After seven weeks of discussing security issues and matters of US-EU relations, it was a pleasant change of pace to begin learning about human rights. There were several topics that we discussed in the first two days of comprehensive lectures that were very interesting to see play out in our site visits, including the tension between human rights and sovereignty and the enforcement of international human rights.
Overall, the concept of human rights is meant to be universal. Since it deals with all humans, it not only prescribes how governments should treat their own citizens domestically, but it also presumes that we all have an external responsibility to ensure those rights for all others. Sovereignty, on the other hand, is the supreme authority of the state over a political community. Although human rights are not in direct opposition with sovereignty, there is a tension between them, because while human rights calls for a specific unified treatment of all, sovereignty gives the state the right to govern its own citizens independently, while demanding that it respect other states’ right to do the same. In class, we briefly touched on this implication that the state has an absolute responsibility to ensure the rights of all humans versus the concept that the state only has authority and responsibility over its own people.
It was really interesting to see this tension play out in some of the site visits that we had. In our visit to the Council of Europe, for example, we were able to hear about cases in which countries refused to implement a decision or mandate made by the European Court of Human Rights. Russia, for instance, has yet to pay a fine of about two billion euros, and the United Kingdom has been refusing to give prisoners’ voting rights. In both cases, the rationale for not implementing a decision by the European Court of Human Rights is often one that involves a nation claiming to protect its own sovereignty and national interests. We were also able to hear a more Russian perspective on the annexation of Crimea from the official who talked with us. According to him, Russia views the annexation of Crimea as a human rights issue that it handled under its jurisdiction because it thinks that it has a right to protect all Russians, especially minorities who are not being given the same political rights in Ukraine as other Ukrainians. This only begins to illustrate the different issues that can occur as a result of the tension between human rights and sovereignty.
Not only can human rights be used as a mask for states to justify their interests, as many would claim that Russia has done in Ukraine, it can also be an issue that conflicts directly with national interests, as is the case with migration into Europe. The conflicts in the Middle East have led to much illegal immigration from North Africa into the European countries bordering the Mediterranean, including Italy and Spain. According to the Charter of Fundamental Human Rights, many of these immigrants who are refugees have the right to seek asylum in Europe. However, this right often conflicts with the countries’ duty to take care of its own public – paying money to help refugees moves vital resources that can be used to help the local population. It even conflicts with national security interests in which many of these European countries would rather block off their borders rather than accept thousands of people a week, among whom there may be a potential terrorist threat.
Another major topic that we covered in class was the enforcement of human rights. While much of the enforcement is uncertain, we learned that it does exist to some extent. For example, there have been many diplomatic and economic engagements that have often led to benefits in human rights. In addition, there have been legally binding rulings that have come out of international courts established to promote and secure human rights. For example, in our visit to the International Criminal Tribunal for the Former Yugoslavia, we learned about how effective the courts were in putting many of the high level criminals in jail (if they survived through years and years of trial).

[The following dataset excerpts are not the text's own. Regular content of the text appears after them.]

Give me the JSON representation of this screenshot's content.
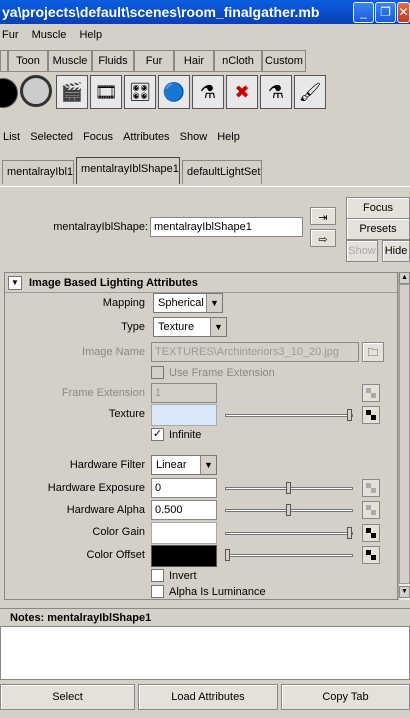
{
  "window": {
    "title": "ya\\projects\\default\\scenes\\room_finalgather.mb"
  },
  "main_menu": [
    "Fur",
    "Muscle",
    "Help"
  ],
  "shelf_tabs": [
    "Toon",
    "Muscle",
    "Fluids",
    "Fur",
    "Hair",
    "nCloth",
    "Custom"
  ],
  "shelf_icons": [
    "black-sphere-icon",
    "grey-sphere-icon",
    "render-view-icon",
    "ipr-render-icon",
    "render-settings-icon",
    "render-globals-icon",
    "shader-flask-icon",
    "delete-shader-icon",
    "flask-icon",
    "paint-effects-icon"
  ],
  "ae_menu": [
    "List",
    "Selected",
    "Focus",
    "Attributes",
    "Show",
    "Help"
  ],
  "node_tabs": [
    "mentalrayIbl1",
    "mentalrayIblShape1",
    "defaultLightSet"
  ],
  "header": {
    "node_label": "mentalrayIblShape:",
    "node_value": "mentalrayIblShape1",
    "focus": "Focus",
    "presets": "Presets",
    "show": "Show",
    "hide": "Hide"
  },
  "section": {
    "title": "Image Based Lighting Attributes",
    "mapping_label": "Mapping",
    "mapping_value": "Spherical",
    "type_label": "Type",
    "type_value": "Texture",
    "image_name_label": "Image Name",
    "image_name_value": "TEXTURES\\Archinteriors3_10_20.jpg",
    "use_frame_ext": "Use Frame Extension",
    "frame_ext_label": "Frame Extension",
    "frame_ext_value": "1",
    "texture_label": "Texture",
    "texture_color": "#d8e8f8",
    "infinite": "Infinite",
    "infinite_checked": true,
    "hw_filter_label": "Hardware Filter",
    "hw_filter_value": "Linear",
    "hw_exposure_label": "Hardware Exposure",
    "hw_exposure_value": "0",
    "hw_exposure_slider": 0.5,
    "hw_alpha_label": "Hardware Alpha",
    "hw_alpha_value": "0.500",
    "hw_alpha_slider": 0.5,
    "color_gain_label": "Color Gain",
    "color_gain_color": "#ffffff",
    "color_offset_label": "Color Offset",
    "color_offset_color": "#000000",
    "invert": "Invert",
    "alpha_lum": "Alpha Is Luminance"
  },
  "notes": {
    "label": "Notes:  mentalrayIblShape1"
  },
  "bottom": {
    "select": "Select",
    "load": "Load Attributes",
    "copy": "Copy Tab"
  }
}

One thing that was very disheartening to learn was the paradoxical and somewhat voluntary nature of human rights when it comes to enforcement. When we went to the Peace Palace in The Hague, for example, it was made clear by the history of the palace, which was built as a symbol of peace and cooperation only a year before the First World War occurred, that when issues of territory or security arise, they are often prioritized before enforcing human rights. However, after talking to Dr. Fabry about the importance of understanding the “beast” of International Law in its own context, I began to feel a little bit more confident in the system, even though it functions in a less coercive way than the state.

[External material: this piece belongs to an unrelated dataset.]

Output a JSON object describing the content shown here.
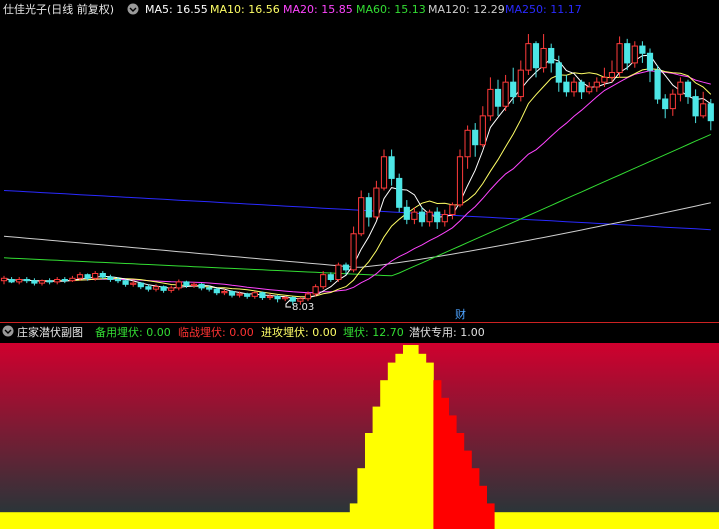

Even though technically these courts and NGOs like Human Rights Watch (which we also visited in Brussels) have no authority over the state except whatever authority the state feels like giving over to them, they are extremely powerful when it comes to developing international norms. By reporting on human rights abuses all around the world, the Human Rights Watch is able to bring the attention of key journalists, decision makers, and policy makers towards abuses occurring in places that would not have otherwise been known (example: Central Africa Republic). In addition, another key result of having all these international agreements is that it is often used as justification for taking non-military action, like economic sanctions. For example, although international law was ineffective in preventing the annexation of Crimea, I do think that it is important to note how important it was in bringing countries together to publicly criticize and impose sanctions on Russia without leading to war.
Ultimately, the issue of human rights, sovereignty, and human rights enforcement is much more complicated than I had initially thought, and it only means that there is more to learn and much more to try to understand!